Obama doesn’t understand this—just as he doesn’t understand the dangers of his wasteful spending. Our energy policy is also linked with our fiscal and monetary policies. In light of America’s unsustainable $16 trillion debt, there’s more talk about dumping the U.S. dollar as the world’s reserve currency, which is the currency used to buy and sell oil. If that happens, we’ll feel the pain of inflation everywhere—especially at the pump. That, in turn, will trickle down to everything in our economy. Those living on fixed incomes and retirement pensions and annuities will feel the pain especially hard. So, this is one more reason to get government debt under control with sound monetary policy that doesn’t try to “inflate away” our debt with currency manipulation and gimmicks like quantitative easing.There is an interelatedness between our national security and energy security. The 4th largest importing nation is Venezuela--a nation controlled by a dictator closely allied with Iran, who has threatened multiple times recently to block the Strait of Hurmuz where 20% of the world's oil passes through daily. Oil from Saudi Arabia, Iraq, and Kuwait all are transported through this area, and these three countries are among the top ten importing sources of oil. Drilling here instead of relying on foreign nations has the potential to create a million jobs by 2018. Plus, what could be secure our nation more than to make America our own greatest source of energy.

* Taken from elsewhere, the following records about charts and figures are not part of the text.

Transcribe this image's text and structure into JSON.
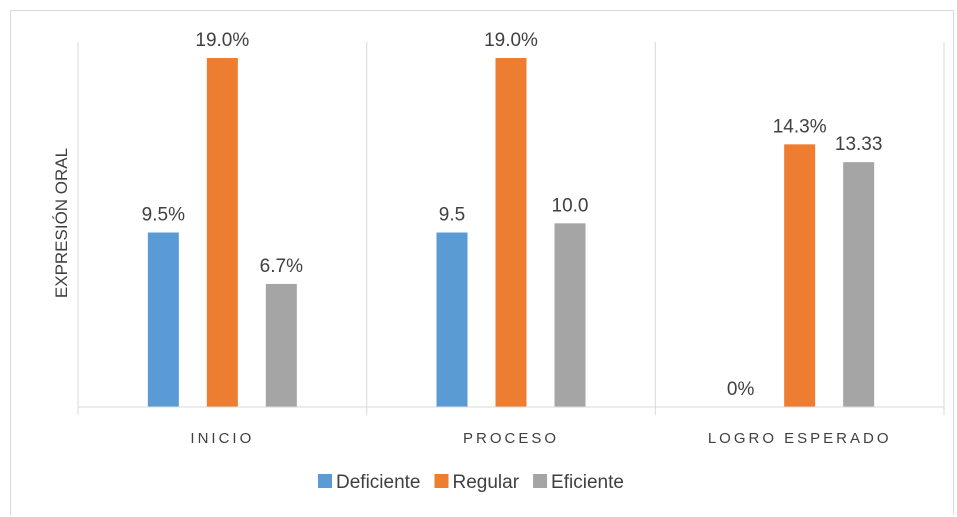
{
  "chart_data": {
    "type": "bar",
    "ylabel": "EXPRESIÓN ORAL",
    "categories": [
      "INICIO",
      "PROCESO",
      "LOGRO ESPERADO"
    ],
    "ylim": [
      0,
      20
    ],
    "grid": false,
    "legend_position": "bottom",
    "series": [
      {
        "name": "Deficiente",
        "color": "#5b9bd5",
        "values": [
          9.5,
          9.5,
          0
        ],
        "labels": [
          "9.5%",
          "9.5",
          "0%"
        ]
      },
      {
        "name": "Regular",
        "color": "#ed7d31",
        "values": [
          19.0,
          19.0,
          14.3
        ],
        "labels": [
          "19.0%",
          "19.0%",
          "14.3%"
        ]
      },
      {
        "name": "Eficiente",
        "color": "#a5a5a5",
        "values": [
          6.7,
          10.0,
          13.33
        ],
        "labels": [
          "6.7%",
          "10.0",
          "13.33"
        ]
      }
    ]
  }
}
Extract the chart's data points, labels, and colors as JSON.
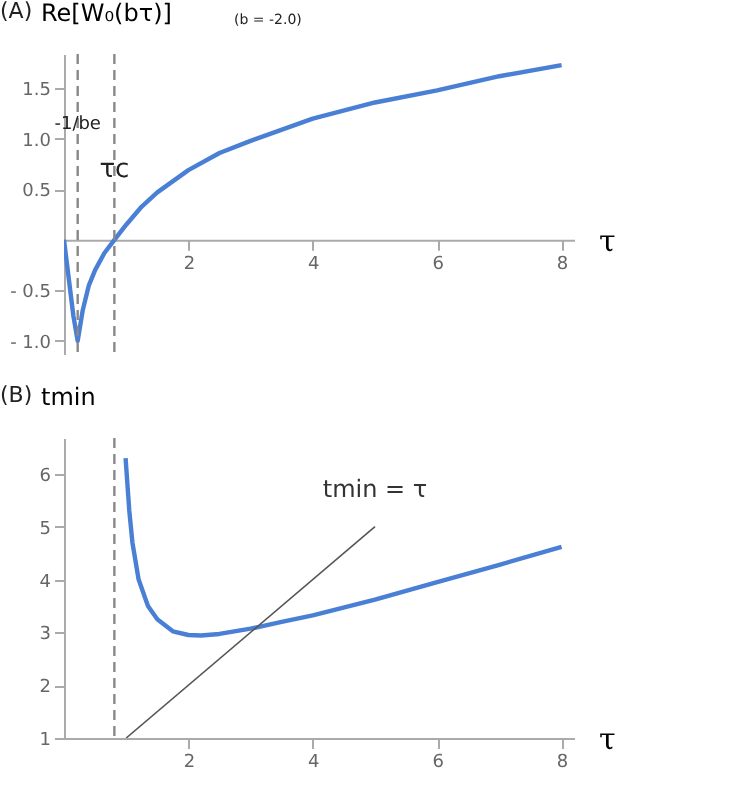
{
  "chart_data": [
    {
      "type": "line",
      "ylabel": "Re[W₀(bτ)]",
      "xlabel": "τ",
      "annotations": [
        "(A)",
        "(b = -2.0)",
        {
          "text": "-1/be",
          "x": 0.22,
          "y": 1.0
        },
        {
          "text": "τc",
          "x": 0.81,
          "y": 0.5
        }
      ],
      "x": [
        0,
        0.05,
        0.1,
        0.15,
        0.22,
        0.3,
        0.4,
        0.5,
        0.65,
        0.81,
        1.0,
        1.25,
        1.5,
        2,
        2.5,
        3,
        4,
        5,
        6,
        7,
        8
      ],
      "series": [
        {
          "color": "#4a7fd6",
          "values": [
            0,
            -0.25,
            -0.5,
            -0.75,
            -1.0,
            -0.7,
            -0.45,
            -0.3,
            -0.13,
            0,
            0.15,
            0.33,
            0.47,
            0.69,
            0.86,
            0.98,
            1.2,
            1.36,
            1.48,
            1.62,
            1.73
          ]
        }
      ],
      "xlim": [
        0,
        8.2
      ],
      "xticks": [
        2,
        4,
        6,
        8
      ],
      "ylim": [
        -1.13,
        1.84
      ],
      "yticks": [
        {
          "value": -1.0,
          "label": "- 1.0"
        },
        {
          "value": -0.5,
          "label": "- 0.5"
        },
        0.5,
        {
          "value": 1.0,
          "label": "1.0"
        },
        1.5
      ],
      "ref_lines": [
        {
          "axis": "x",
          "value": 0.22,
          "color": "#888888",
          "line_style": "dashed"
        },
        {
          "axis": "x",
          "value": 0.81,
          "color": "#888888",
          "line_style": "dashed"
        }
      ],
      "grid": false
    },
    {
      "type": "line",
      "ylabel": "tmin",
      "xlabel": "τ",
      "annotations": [
        "(B)"
      ],
      "series": [
        {
          "color": "#4a7fd6",
          "x": [
            0.99,
            1.05,
            1.1,
            1.2,
            1.35,
            1.5,
            1.75,
            2,
            2.2,
            2.5,
            3,
            3.5,
            4,
            5,
            6,
            7,
            8
          ],
          "values": [
            6.3,
            5.3,
            4.7,
            4.0,
            3.5,
            3.25,
            3.02,
            2.95,
            2.94,
            2.97,
            3.07,
            3.2,
            3.32,
            3.62,
            3.95,
            4.28,
            4.62
          ]
        },
        {
          "name": "tmin = τ",
          "color": "#555555",
          "x": [
            1,
            5
          ],
          "values": [
            1,
            5
          ]
        }
      ],
      "xlim": [
        0,
        8.2
      ],
      "xticks": [
        2,
        4,
        6,
        8
      ],
      "ylim": [
        1,
        6.68
      ],
      "yticks": [
        1,
        2,
        3,
        4,
        5,
        6
      ],
      "ref_lines": [
        {
          "axis": "x",
          "value": 0.81,
          "color": "#888888",
          "line_style": "dashed"
        }
      ],
      "grid": false
    }
  ]
}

One thing that Governor Palin understands that very few people mention is the relationship between monetary policy and energy. In fact, Governor Palin warned about how a devalued dollar may lead to the the dollar being dropped as the reserve currency and the relationship of that sobering possibility to both inflation and the debt two and a half years ago in October of 2009. This is a point she later echoed when she called out Ben Bernanke on his quantitative easing implementation in November 2010:
All this pump priming will come at a serious price. And I mean that literally: everyone who ever goes out shopping for groceries knows that prices have risen significantly over the past year or so. Pump priming would push them even higher. And it’s not just groceries. Oil recently hit a six month high, at more than $87 a barrel. The weak dollar – a direct result of the Fed’s decision to dump more dollars onto the market – is pushing oil prices upwards. That’s like an extra tax on earnings. And the worst part of it: because the Obama White House refuses to open up our offshore and onshore oil reserves for exploration, most of that money will go directly to foreign regimes who don’t have America’s best interests at heart.Now, nearly a year and a half later, and oil is over $100 a barrel. This, of course, makes the price of everything higher. Not only is inflation by itself causing consumer items to be more expensive, but high fuel prices (also raised by inflation) are contributing to increased consumer prices as well. But, oh no, we were supposed to listen to our betters who told us ten year ago that ANWR would take too long to develop.